La clave de St. Vincent no es otra que haber contado entre sus filas con la presencia de Bill Murray y dejarle al ex cazafantasmas -por decirlo de algún modo- la decisión sobre el rumbo de los acontecimientos y su reacción ante determinados planteos dramáticos del guión. Es precisamente el actor quien matiza y transgrede la diatriba entre los qué y los cómo de la hoja del guión, léase aquellos lugares comunes inevitables, desde su genialidad y ductilidad para transformar en una mueca la solemnidad de un acto que a las claras pide seriedad o experimentar una metamorfosis dulce y melancólica cuando no sutil de un personaje construido desde lo literario en base al estereotipo de viejo gruñón, parco pero noble de corazón.
El misterio en la composición de este singular Vincent, que se convierte por decisión y azar en niñero de un vecino (Jaeden Lieberher) recién llegado al barrio de Brooklyn, de quien debe hacerse cargo porque su madre (Melissa McCarthy) trabaja de enfermera durante todo el día y muchas horas para mantenerse, lo constituye en primer lugar la escasa información sobre su pasado y en segundo término su tendencia a la autodestrucción como alcohólico y jugador compulsivo en plena quiebra económica y con deudas por apuestas a los caballos.
Las pequeñas subtramas que se entretejen aportan esa data esencial aunque funcionan más eficazmente para consolidar la relación entre Vincent y su desprotegido vecinito, quien pese a su inocencia entiende perfectamente cómo se manejan los adultos que lo rodean, entre ellos, su madre separada; la amante prostituta rusa interpretada por una simpática y sobreactuada Naomi Watts y el propio Vincent, honesto en sus sentimientos y en su forma de afrontar la vida sin dobleces ni salidas mágicas ante una realidad dura como la que atraviesa desde hace unos años.
Es justo remarcar que a veces St.
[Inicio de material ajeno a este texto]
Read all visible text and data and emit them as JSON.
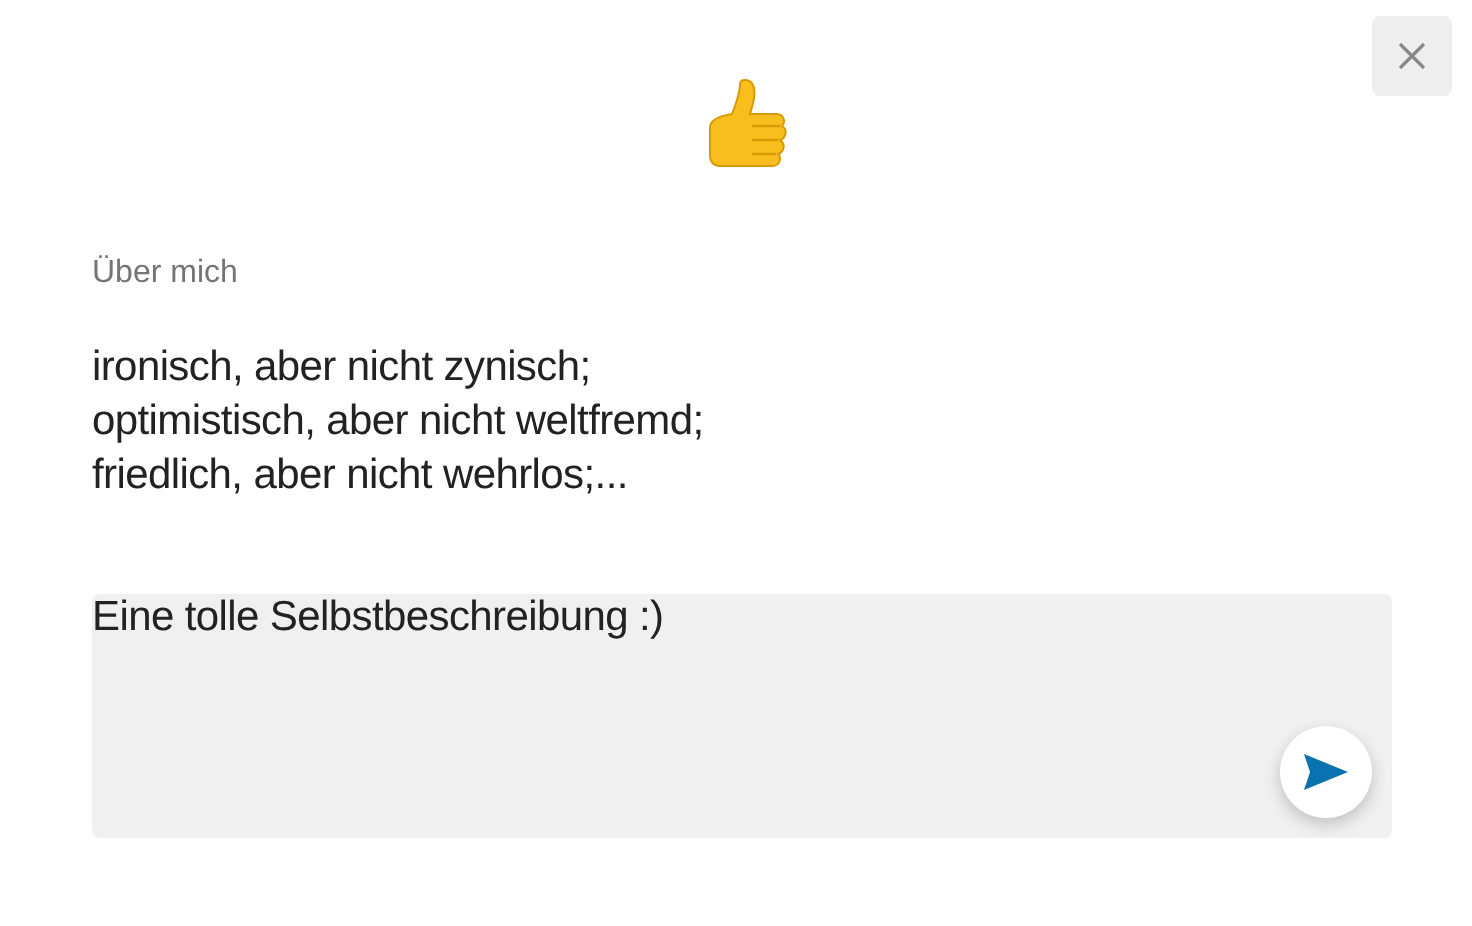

Vincent se vuelve un tanto esquemática y previsible pero nunca deja de sorprender con algún giro hacia el humor negro o cinismo moderado de la mano de Bill Murray, para muchos en una reversión del anciano de Gran Torino que personificara hace unos años Clint Eastwood pero con algo más de onda.
Esas comparaciones quedan a cargo del público que seguramente sabrá disfrutar de una actuación digna de premios.